Blair Silverberg is no stranger to fundraising.
For six years, Silverberg was a venture capitalist at Draper Fisher Jurvetson and Private Credit Investments making bets on startups.
“I was meeting with thousands of founders in person each year, watching them one at a time go through this friction where they’re meeting a ton of investors, and the investors are all asking the same questions,” Silverberg told Insider.
He switched gears about three years ago, moving to the opposite side of the metaphorical table, to start Hum Capital, which uses artificial intelligence to match investors with startups looking to fundraise.
On Tuesday the New York-based fintech announced its $9 million Series A. The round was led by Future Ventures with participation from Webb Investment Network, Wavemaker Partners, and Partech.
Hum relies on AI to answer common questions among investors and startups
Hum uses artificial intelligence and data integrations to gather answers to common investor questions that are often found within the software logs companies use to run their businesses.
Startups raising money connect their underlying systems to Hum.

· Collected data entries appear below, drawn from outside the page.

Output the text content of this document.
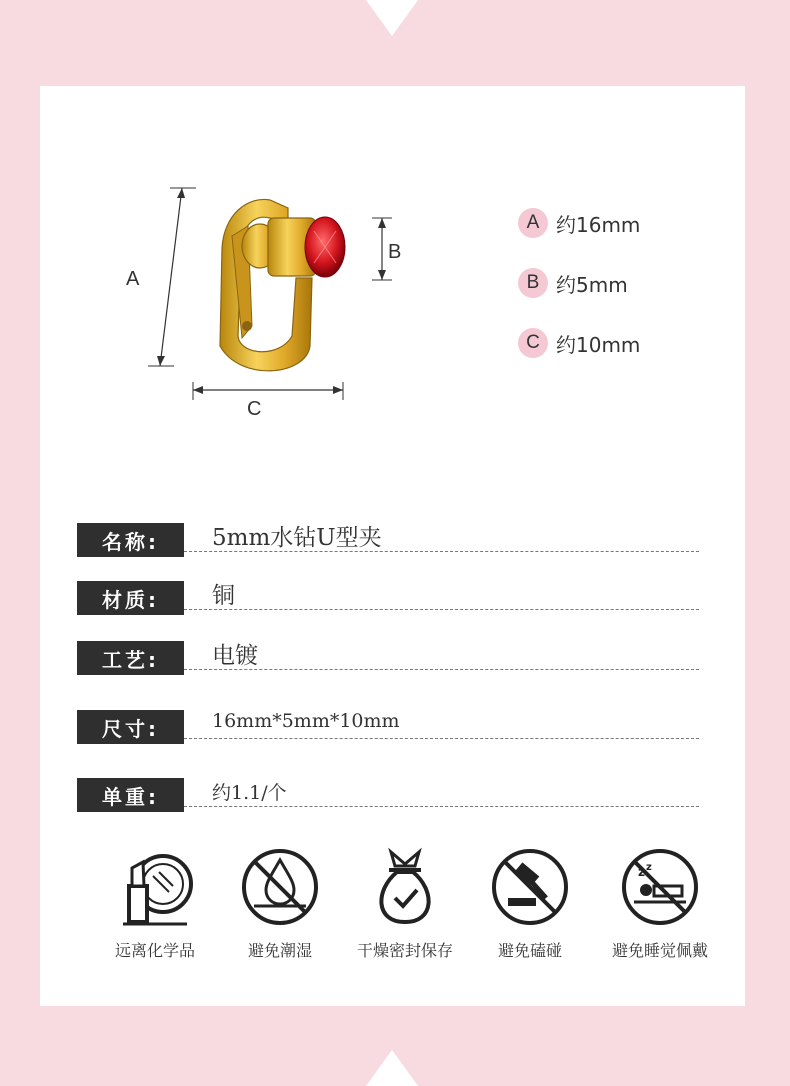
A
B
C
A 约16mm
B 约5mm
C 约10mm
名称:	5mm水钻U型夹
材质:	铜
工艺:	电镀
尺寸:	16mm*5mm*10mm
单重:	约1.1/个
远离化学品	避免潮湿	干燥密封保存	避免磕碰
z z
避免睡觉佩戴
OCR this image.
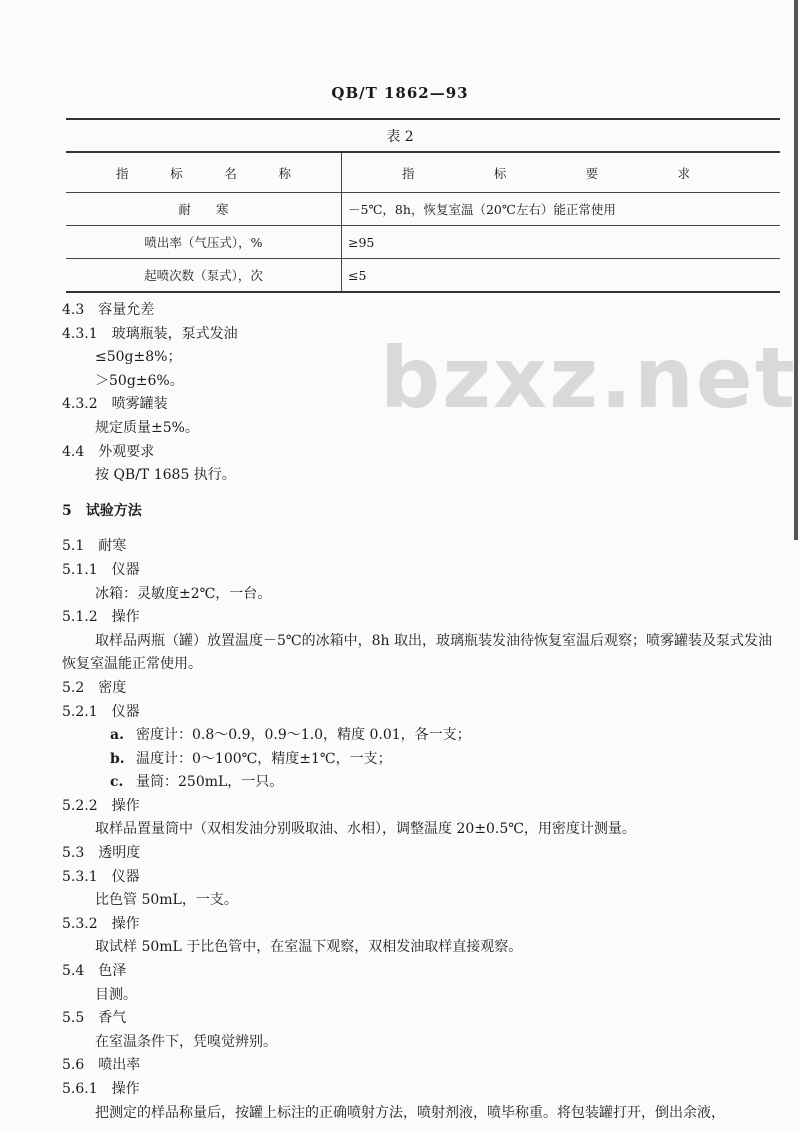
QB/T 1862—93
表 2
指 标 名 称	指 标 要 求

耐　　寒	－5℃，8h，恢复室温（20℃左右）能正常使用
喷出率（气压式），%	≥95
起喷次数（泵式），次	≤5
4.3　容量允差
4.3.1　玻璃瓶装，泵式发油
≤50g±8%；
＞50g±6%。
4.3.2　喷雾罐装
规定质量±5%。
4.4　外观要求
按 QB/T 1685 执行。
5　试验方法
5.1　耐寒
5.1.1　仪器
冰箱：灵敏度±2℃，一台。
5.1.2　操作
取样品两瓶（罐）放置温度－5℃的冰箱中，8h 取出，玻璃瓶装发油待恢复室温后观察；喷雾罐装及泵式发油恢复室温能正常使用。
5.2　密度
5.2.1　仪器
a. 密度计：0.8～0.9，0.9～1.0，精度 0.01，各一支；
b. 温度计：0～100℃，精度±1℃，一支；
c. 量筒：250mL，一只。
5.2.2　操作
取样品置量筒中（双相发油分别吸取油、水相），调整温度 20±0.5℃，用密度计测量。
5.3　透明度
5.3.1　仪器
比色管 50mL，一支。
5.3.2　操作
取试样 50mL 于比色管中，在室温下观察，双相发油取样直接观察。
5.4　色泽
目测。
5.5　香气
在室温条件下，凭嗅觉辨别。
5.6　喷出率
5.6.1　操作
把测定的样品称量后，按罐上标注的正确喷射方法，喷射剂液，喷毕称重。将包装罐打开，倒出余液，
bzxz.net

After analyzing the business, Hum matches the startup with three or four investors on its network.
Hum also uses a bot or web crawler to gather and organize public information about investors on its marketplace, such as portfolio companies and focus areas, Silverberg said. When an investor visits the network, Hum may ask a couple of additional questions to build out a clearer profile, he added.
The goal is for founders to come away from the meetings with term sheets and more control over picking investors, Silverberg said, while investors get personalized deal flow and a streamlined investment decision process.
Beyond the initial match-making, Hum’s investors and startups will typically use the data and analytics dashboard post-investment, Silverberg added, rather than manually filling out spreadsheets and sifting through documents to find answers to specific data-based questions.
“It really just came out of my experience doing that manually as a venture capitalist,” Silverberg said.
Since the beginning of the year, Hum has helped companies raise more than $400 million and has 250 institutional investors on its platform. Hum specializes in companies raising between $1 million and $100 million, Silverberg added.